Unpaired electrons play a crucial role in determining the magnetic properties of a molecule. If an electron is unpaired, it means that there is no other electron in the molecule with the same spin, leading to magnetic characteristics. In magnetic terms, the presence of unpaired electrons facilitates a net magnetic moment. This concept is pivotal in understanding why certain molecules exhibit magnetism while others do not.

Some key points to remember about unpaired electrons:

• Unpaired electrons create a magnetic field, leading to paramagnetism.
• The more unpaired electrons a molecule has, the stronger its magnetic field.
• The magnetic moment (\(\mu\)) of a molecule increases with the number of unpaired electrons, calculated using the formula \(\mu = \sqrt{n(n+2)}\), where \(n\) is the number of unpaired electrons.

The dioxygen molecule (\(\mathrm{O}_{2}\)) is an example of a molecule with unpaired electrons, showcasing why it is paramagnetic and exhibits distinctive magnetic properties.

The Bohr Magneton (B.M.) is a physical constant that specifies the natural unit of the magnetic moment. It's fundamentally important in expressing the magnetic moment of atoms, ions, or molecules. Named after Niels Bohr, the Bohr Magneton is especially relevant in quantum physics and chemistry when calculating the magnetic properties at an atomic scale.

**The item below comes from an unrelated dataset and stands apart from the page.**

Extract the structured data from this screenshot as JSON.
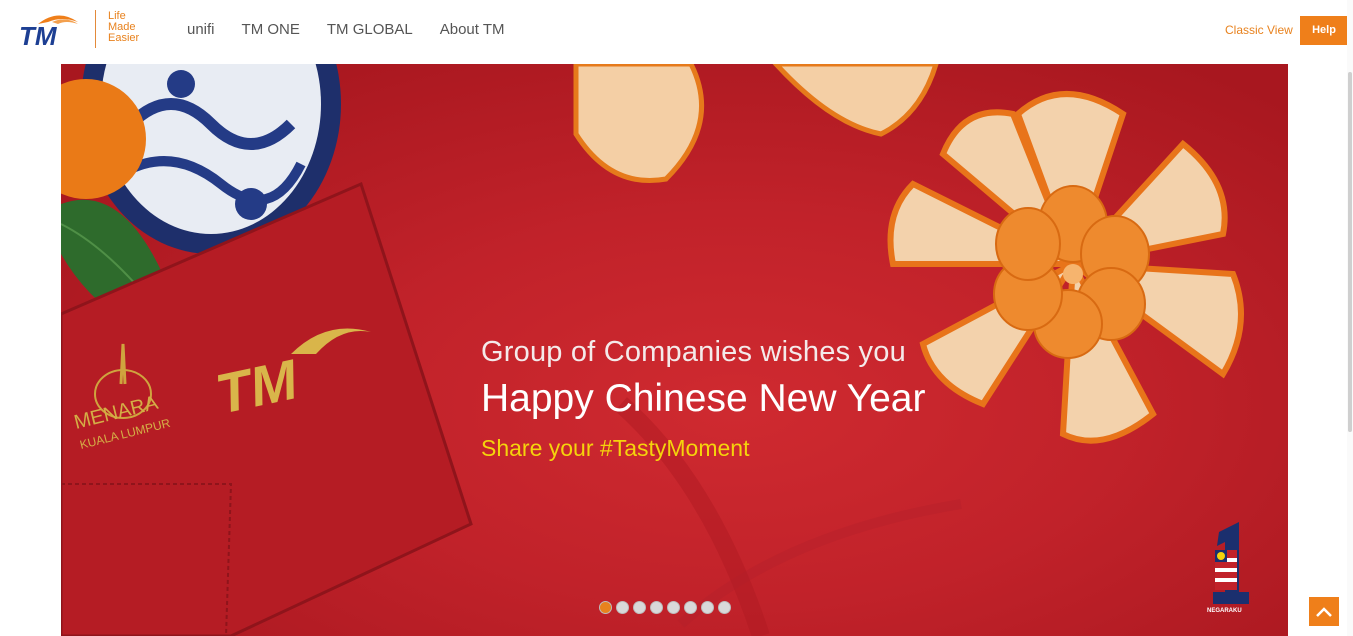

Here are some highlights about the Bohr Magneton:

• It represents the magnetic moment quantum of an electron due to its orbital or spin motion.
• Measured in units of magnetic dipole moment, a typical value for electrons is approximately \(9.274 \times 10^{-24}\) A⋅m².
• The Bohr Magneton is a reference for comparing the magnetic moments of molecules, facilitating the quantification of magnetism in paramagnetic species.

In the scenario of the problem, the magnetic moment of \(1.73\) B.M indicates a specific number of unpaired electrons, helping to narrow down the possible dioxygen species.

Molecular Orbital (MO) Theory explains the formation, nature, and properties of molecules by combining atomic orbitals to form molecular orbitals. The theory provides a model that can predict the electronic structure of molecules.

According to MO Theory:

• Electrons are not assigned to individual bonds between atoms. Instead, they are considered to be delocalized throughout the molecule.
• Molecular orbitals are formed by the linear combination of atomic orbitals.
• These molecular orbitals are classified as bonding or antibonding, which determine the stability and magnetic properties of the molecule.

In the case of dioxygen (\(\mathrm{O}_{2}\)), MO Theory helps explain why it has two unpaired electrons, occupying the \(\pi^*\) antibonding orbitals, which results in its paramagnetic behavior. For species like \(\mathrm{O}_{2}^{-}\) and \(\mathrm{O}_{2}^{+}\), understanding their molecular orbital configuration reveals which of them have one unpaired electron, aligning with the given magnetic moment.